Wer weniger Autos will, braucht bessere Radwege

Beim Radfahren in Bonn kann es gute und schlechte Überraschungen geben. Eins wird klar: Es muss noch viel passieren. Der Radentscheid weist den Weg.

Die Benzinpreise steigen und ohnehin sollten wir ja weniger mit dem Auto fahren – dem Erhalt unserer natürlichen Lebensgrundlagen zuliebe. Eine Bonnerin, nennen wir sie Aylin, wagt es also: Sie hat sich entschieden, nun ihre Wege in der Stadt mit dem Rad zurückzulegen. 

Frohen Mutes schwingt sie sich auf ihren Drahtesel und nimmt einen tiefen Atemzug der frischen Herbstluft. An Motivation mangelt es ihr heute schon einmal nicht. Doch bereits nach den ersten 200 Metern ist sie frustriert: Immer wieder drängeln Autos von hinten und überholen dann so dicht, dass sich Aylin mit jedem Meter unsicherer fühlt.
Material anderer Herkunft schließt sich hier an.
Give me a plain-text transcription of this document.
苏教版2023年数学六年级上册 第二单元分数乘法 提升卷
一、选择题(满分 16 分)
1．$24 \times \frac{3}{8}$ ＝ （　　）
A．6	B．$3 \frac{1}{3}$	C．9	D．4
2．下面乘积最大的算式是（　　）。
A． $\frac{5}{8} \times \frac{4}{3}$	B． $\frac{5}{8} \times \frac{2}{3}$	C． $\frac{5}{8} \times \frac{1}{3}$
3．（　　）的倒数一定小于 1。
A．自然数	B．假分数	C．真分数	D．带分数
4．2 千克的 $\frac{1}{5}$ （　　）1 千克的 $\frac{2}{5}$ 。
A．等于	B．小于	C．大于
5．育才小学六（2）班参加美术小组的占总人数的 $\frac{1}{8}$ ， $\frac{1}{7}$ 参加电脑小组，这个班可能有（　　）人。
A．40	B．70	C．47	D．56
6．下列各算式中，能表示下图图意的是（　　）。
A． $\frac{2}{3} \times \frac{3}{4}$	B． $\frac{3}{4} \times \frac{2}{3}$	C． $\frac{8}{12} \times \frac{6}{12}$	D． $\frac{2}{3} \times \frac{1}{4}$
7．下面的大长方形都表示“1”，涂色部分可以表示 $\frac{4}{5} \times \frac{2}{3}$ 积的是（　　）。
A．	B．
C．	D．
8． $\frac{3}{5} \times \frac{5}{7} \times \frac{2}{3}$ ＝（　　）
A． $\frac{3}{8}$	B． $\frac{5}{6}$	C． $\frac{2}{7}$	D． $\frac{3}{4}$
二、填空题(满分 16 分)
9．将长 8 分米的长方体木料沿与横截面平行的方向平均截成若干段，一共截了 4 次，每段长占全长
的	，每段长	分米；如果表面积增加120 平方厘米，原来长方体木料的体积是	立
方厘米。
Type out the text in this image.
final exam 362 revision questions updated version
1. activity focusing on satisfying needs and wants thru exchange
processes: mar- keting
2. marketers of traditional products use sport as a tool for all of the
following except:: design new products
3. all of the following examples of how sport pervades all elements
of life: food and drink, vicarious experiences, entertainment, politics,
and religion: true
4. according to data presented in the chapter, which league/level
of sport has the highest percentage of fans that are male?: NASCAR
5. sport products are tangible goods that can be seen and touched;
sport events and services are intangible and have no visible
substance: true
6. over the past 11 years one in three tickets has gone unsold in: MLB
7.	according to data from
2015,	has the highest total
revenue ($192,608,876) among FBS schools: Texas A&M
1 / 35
Aber zu dicht neben den geparkten Wagen will sie auch nicht fahren. Denn sie hat von schweren Unfällen gehört, wenn Autofahrer:innen beim Aussteigen plötzlich die Türe aufreißen. Und einmal konnte sie dann auch selbst nur knapp einen Sturz vermeiden. Sie war aufmerksam, der aussteigende Autofahrer nicht. So hatte sie sich das nicht vorgestellt. Aylin überlegt, ob sie nicht doch wieder das Auto nehmen soll.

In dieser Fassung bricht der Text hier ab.